Wood, Perspex, white and yellow emulsion
70 x 70 x 9,5 cm
© VG Bild-Kunst, Bonn 2022

Photo: Gerhard Sauer

 

Klaus Staudt's work stands fully in the tradition of constructive-concrete art. The artist has developed the underlying ideas, which hail back to the beginning of the last century, in his own unique way and arrived at solutions in the geometrical abstract style that are unmistakably his own and have great aesthetic power. At the commencement of his artistic career, a decisive influence on his work and development was exerted not only by his colleagues in Munich, but above all by the ZERO group and the GRAV group (Groupe de Recherche d'Art Visuel) founded 1960 in France. Like the members of the GRAV, Staudt also pursued his own methodological approaches based on mathematical laws and systematic combination. And like so many representatives of mathematical-constructive art, he also favours the square surface as the basis for his works, for it allows itself like no other geometrical form to be systematically structured and delineated by regular grids. Early in his career he discovered the relief as the perfect medium for his own particular form of art, which is located between planar picture and sculpture, and in which painterly principles and spatial physicality merge with the laws of perspective.

 

Since the 1960s, Staudt has produced a number of systematic, constructive works using a semi-relief form and monochrome colours. In these works he arranges individual geometrical shapes on a flat background to produce serial structures. Often the compositional micro-element in these early pieces is the cube, the three-dimensional equivalent of the square, or a partial form created by its analysis. Periphere Verdichtung [Peripheral Aggregation] dating from 1965/67 belongs to this group of works. Set against a yellow rear panel, a total of 16 x 16 cubic segments of wood have been arranged to form a square relief. A transparent sheet of Perspex closes off the work at the front to form a showcase. The prismatic forms have been distributed at equal intervals. They come in eight different heights, increasing to the left and right margins, and thus aggregating at the periphery.
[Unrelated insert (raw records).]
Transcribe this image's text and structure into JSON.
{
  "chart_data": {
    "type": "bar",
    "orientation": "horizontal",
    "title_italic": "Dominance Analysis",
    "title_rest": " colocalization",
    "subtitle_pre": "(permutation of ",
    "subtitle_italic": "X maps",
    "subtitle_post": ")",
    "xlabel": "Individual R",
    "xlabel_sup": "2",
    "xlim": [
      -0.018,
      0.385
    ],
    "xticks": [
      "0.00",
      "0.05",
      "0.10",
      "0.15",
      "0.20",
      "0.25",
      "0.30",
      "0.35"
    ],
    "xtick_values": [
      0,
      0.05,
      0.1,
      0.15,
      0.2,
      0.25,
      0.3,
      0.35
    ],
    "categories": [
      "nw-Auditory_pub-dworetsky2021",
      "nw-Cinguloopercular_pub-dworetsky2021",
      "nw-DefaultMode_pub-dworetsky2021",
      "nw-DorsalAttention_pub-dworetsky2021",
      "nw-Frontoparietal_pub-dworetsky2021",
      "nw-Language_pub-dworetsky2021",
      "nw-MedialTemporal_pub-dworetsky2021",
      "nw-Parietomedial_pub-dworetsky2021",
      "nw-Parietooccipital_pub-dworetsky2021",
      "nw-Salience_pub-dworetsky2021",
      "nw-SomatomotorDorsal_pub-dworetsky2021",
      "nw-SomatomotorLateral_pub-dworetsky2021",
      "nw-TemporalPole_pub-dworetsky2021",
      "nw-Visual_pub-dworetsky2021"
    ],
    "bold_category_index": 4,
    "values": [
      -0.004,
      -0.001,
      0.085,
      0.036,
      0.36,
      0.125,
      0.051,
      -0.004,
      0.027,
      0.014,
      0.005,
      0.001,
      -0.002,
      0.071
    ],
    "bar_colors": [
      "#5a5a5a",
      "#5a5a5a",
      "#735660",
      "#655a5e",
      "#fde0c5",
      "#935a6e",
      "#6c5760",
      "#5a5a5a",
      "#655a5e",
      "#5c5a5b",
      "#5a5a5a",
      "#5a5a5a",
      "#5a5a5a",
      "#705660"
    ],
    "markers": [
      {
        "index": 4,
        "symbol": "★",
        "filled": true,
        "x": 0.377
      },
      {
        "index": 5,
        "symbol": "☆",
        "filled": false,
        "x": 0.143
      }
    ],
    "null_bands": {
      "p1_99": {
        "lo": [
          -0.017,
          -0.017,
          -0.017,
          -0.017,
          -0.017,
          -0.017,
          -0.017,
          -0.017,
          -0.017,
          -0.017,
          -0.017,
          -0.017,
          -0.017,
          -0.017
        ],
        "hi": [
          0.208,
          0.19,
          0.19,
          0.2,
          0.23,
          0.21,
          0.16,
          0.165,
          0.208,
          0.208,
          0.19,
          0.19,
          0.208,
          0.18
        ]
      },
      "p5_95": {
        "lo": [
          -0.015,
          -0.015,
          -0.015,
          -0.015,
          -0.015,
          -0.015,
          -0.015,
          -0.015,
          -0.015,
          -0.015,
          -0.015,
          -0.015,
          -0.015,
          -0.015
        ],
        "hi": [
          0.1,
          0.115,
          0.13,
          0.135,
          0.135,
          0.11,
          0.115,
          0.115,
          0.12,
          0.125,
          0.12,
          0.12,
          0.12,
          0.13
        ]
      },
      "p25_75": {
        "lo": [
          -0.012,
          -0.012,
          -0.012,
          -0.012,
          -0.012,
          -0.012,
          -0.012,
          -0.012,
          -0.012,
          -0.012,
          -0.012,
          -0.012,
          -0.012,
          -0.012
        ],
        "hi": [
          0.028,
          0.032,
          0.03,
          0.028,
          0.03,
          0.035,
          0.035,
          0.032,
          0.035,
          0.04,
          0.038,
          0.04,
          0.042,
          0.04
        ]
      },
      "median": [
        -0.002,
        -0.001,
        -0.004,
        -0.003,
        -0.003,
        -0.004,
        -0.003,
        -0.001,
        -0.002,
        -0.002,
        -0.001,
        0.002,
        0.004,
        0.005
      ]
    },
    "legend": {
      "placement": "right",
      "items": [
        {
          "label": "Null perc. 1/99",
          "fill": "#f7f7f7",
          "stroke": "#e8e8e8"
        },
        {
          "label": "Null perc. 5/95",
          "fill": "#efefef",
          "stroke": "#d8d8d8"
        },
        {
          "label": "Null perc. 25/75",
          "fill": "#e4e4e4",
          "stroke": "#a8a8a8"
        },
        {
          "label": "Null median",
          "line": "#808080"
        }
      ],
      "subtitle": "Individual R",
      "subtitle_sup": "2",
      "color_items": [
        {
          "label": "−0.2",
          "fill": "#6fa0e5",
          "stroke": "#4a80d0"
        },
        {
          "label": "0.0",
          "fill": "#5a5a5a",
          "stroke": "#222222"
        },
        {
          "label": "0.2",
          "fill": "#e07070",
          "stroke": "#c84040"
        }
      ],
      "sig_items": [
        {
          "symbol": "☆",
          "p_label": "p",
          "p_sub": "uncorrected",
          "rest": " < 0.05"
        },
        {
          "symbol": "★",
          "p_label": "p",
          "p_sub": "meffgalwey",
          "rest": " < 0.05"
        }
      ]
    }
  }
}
Klaus Staudt has painted the wooden elements completely in white, a non-colour he was particularly fond of in his early work on account of its immateriality and its openness as regard content. The cubic segments alter their position in space according to a specific system, and cast strong shadows on the yellow background. This play of light and shade shapes the space and brings out fine tonal nuances, and as in all of the artist's reliefs is an intrinsic part of the work. The wooden elements have been placed at some remove from the rear wall so that, weightless and without anchor, they seem to float silently in the showcase. It is Staudt's secret just how he achieves this fascinating effect.